Chaque hors-la-loi doit assumer ses actes comme le disait si bien Martin Luther King: « Je ne recommande en aucune manière d’enfreindre ou de défier la loi; cela conduirait à l’anarchie. Celui qui viole une loi injuste doit agir ouvertement, avec amour… et accepter volontairement le châtiment qu’il encourt. Je soutiens que quiconque enfreint la loi parce que sa conscience la tient pour injuste, puis accepte volontairement une peine de prison afin de soulever la conscience sociale contre cette injustice, affiche en réalité un respect supérieur pour le droit… »

Les manifestants ont manqué de maîtrise et ont détruit un bien commun qu’un ce corbillard.

Des cas malheureux montrent que l’insécurité gagne progressivement du terrain dans notre pays. Après le motocycliste qui a percuté à mort l’assistant de police  Rasmané Doussoungou, après avoir refusé de marquer l’arrêt au feu tricolore, l’on se souvient des élèves de Nagaré, dans la région de l’Est, qui avaient saboté les couleurs nationales avant de s’attaquer à leurs enseignants. L’incendie du car d’une compagnie de transport au camp de gendarmerie de Ziniaré par des populations et du  saccage des domiciles des gendarmes à Dédougou, s’oublient aussi difficilement.
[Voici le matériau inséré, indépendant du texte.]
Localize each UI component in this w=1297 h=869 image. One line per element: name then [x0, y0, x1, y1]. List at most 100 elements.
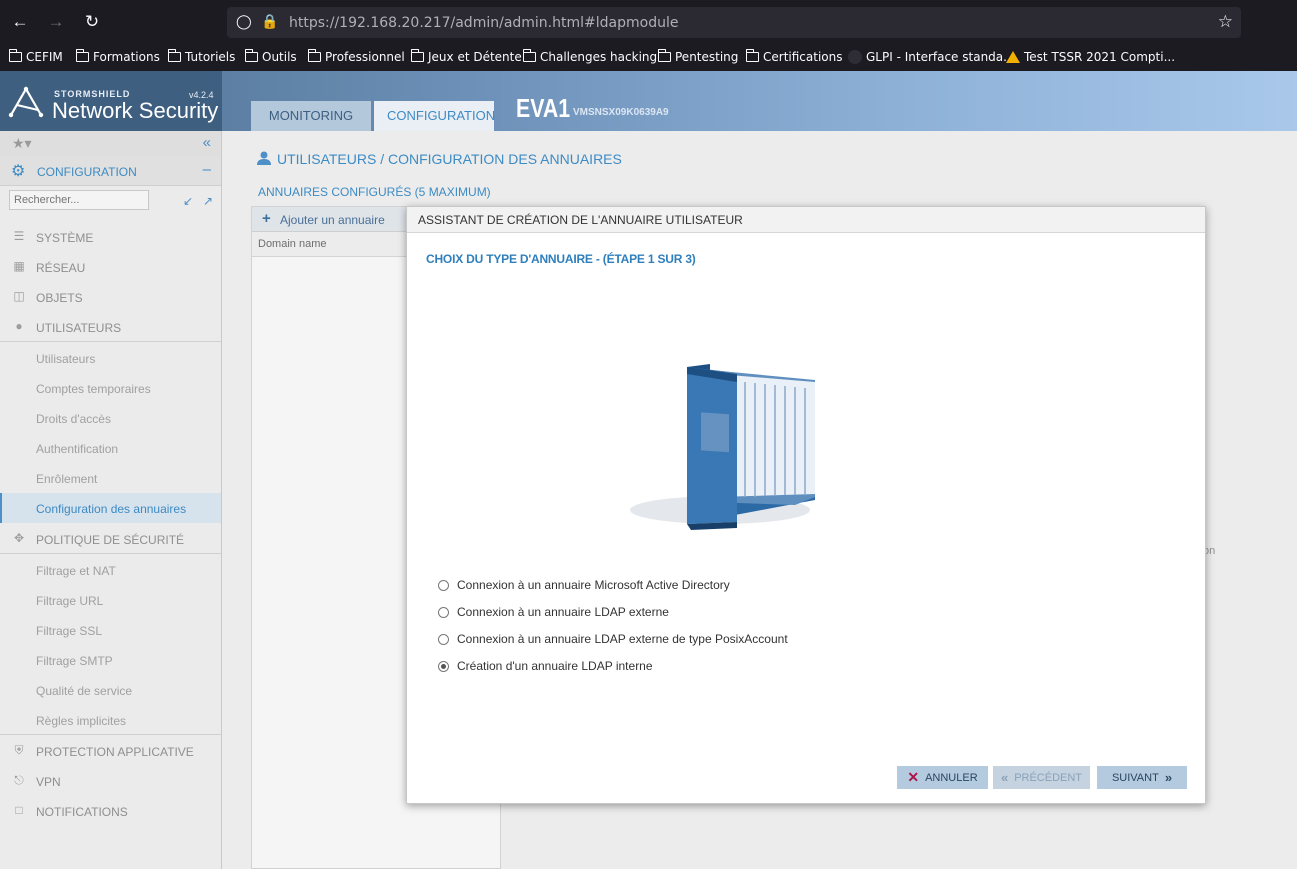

Face à cette gangrène, les autorités gouvernementales doivent prendre rapidement les mesures qui s’imposent. Car l’autorité de l’Etat a besoin d’être restaurée au Burkina afin que force reste à la loi. Si elles ne s’y prennent pas à temps, les dégâts seront inimaginables en termes de gouvernance. L’Etat doit toujours être d’une autorité ferme sur les questions qui touchent à son domaine de souveraineté, sinon à vouloir être complaisant, on finit par fabriquer des monstres qui vont se retourner contre soi. Il est temps de sévir sérieusement contre l’incivisme sous toutes ses formes.

Théophile MONE

Un commentaire

  1. Je suis tout à fait d’accord avec vous mais il ne faut pas que cette fermeté soit sélective. Le problème c’est que ce gouvernement n’a rien fait pour donner les bons signaux à la population. Regardez le cas de l’arrondissement 3 de Ouagadougou. En outre, combien de faux deals ont été dénoncés dans certains ministères sans que rien ne soit fait? Combien d’actes de deni de justice ont été dénoncés par les journaux ou les acteurs de la société civile sans que le gouvernement ne bouge? Quand l’Autorité donne ces signaux, que voulez vous que la population fasse? Aujourd’hui on nous parle d’incivisme fiscale au moment où des affaires se chiffrant à des dizaines de milliards sont mal traités ou connaissent un silence coupable des gouvernants. Le jour où le favoritisme et le népotisme ne vont plus avoir droit de cité, ces énergumènes qui s’excitent en comptant sur l’appui des hommes politiques comprendront que même le Président de la République ne pourra pas les soustraire à la rigueur de la Loi. En ce moment, vous verrez que tout rentrera dans l’ordre. Dans un pays normal, même un citoyen peut convoquer le Président de la République. Pensez-vous que cela est possible dans nos démocraties? Le principe est clair : Ou bien la Justice s’applique à tous, ou bien c’est l’anarchie. Il faut choisir à un moment donné, et c’est le moment.